• 05
  • Oct, 07

Wierd Google Shiftiness

I do a lot of niche research these days. One of my criteria has been a competitive and reachable first page of SERPs on Google. Those that look unattainable end up getting ruled out. While doing this research I noticed something very interesting…

We’ve all been taught to believe in the power of incoming links. Links pass PR which boosts our ranking, right? But on a recent search across the web I noticed a lot of content getting ranked in the top 10 on highly competitive terms, but yet the page has no pagerank value associated to it. On closer inspection a lot of the text seems to come directly from a lexicological search, like the one you’d get if you looked for related search terms with Google’s Adwords tool. In one case someone mirrored a wikipedia page and ended up only 2 notches below the original page, yet had no links on a link: search and no pagerank at all.

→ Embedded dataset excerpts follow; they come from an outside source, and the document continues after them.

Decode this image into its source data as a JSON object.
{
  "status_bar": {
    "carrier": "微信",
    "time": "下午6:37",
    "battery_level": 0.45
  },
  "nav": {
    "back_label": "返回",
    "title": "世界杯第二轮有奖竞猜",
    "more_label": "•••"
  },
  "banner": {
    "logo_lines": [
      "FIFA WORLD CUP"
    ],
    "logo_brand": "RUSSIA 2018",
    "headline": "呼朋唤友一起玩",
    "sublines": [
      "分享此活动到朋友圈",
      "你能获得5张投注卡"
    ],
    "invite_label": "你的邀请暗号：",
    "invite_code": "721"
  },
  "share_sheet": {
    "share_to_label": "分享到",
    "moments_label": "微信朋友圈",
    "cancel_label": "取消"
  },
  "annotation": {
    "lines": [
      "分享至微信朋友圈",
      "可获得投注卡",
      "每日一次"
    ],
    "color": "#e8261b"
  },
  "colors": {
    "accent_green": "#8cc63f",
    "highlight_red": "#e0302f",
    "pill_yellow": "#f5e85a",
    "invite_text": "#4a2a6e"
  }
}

This is leading me to believe some things are changing. When I searched for the URL in question I found numerous web bookmarking services like digg and technorati had the site listed, but all using rel=nofollow links. Could we be seeing some sort of alternate trustrank in the works? Maybe these nofollow tags are being followed afterall.

Or maybe it’s purely on-page optimization. I was always told that on-page text is too easily manipulated, but maybe Google’s algo has gotten a lot better at detecting abnormal text patterns and they’re beginning to shift from the old link vote strategy to a more on-page LSI-based.

This makes me wonder how long it’ll be before SEO folk will be to beat the new system and get high ranks without a single drop of PR or link building. I wonder what that’ll do to all of the link directories out there… or whether they’ll continue to serve a purpose in the new regime. It’s hard to tell, as these things have just begun, but one thing’s for certain… times are changing.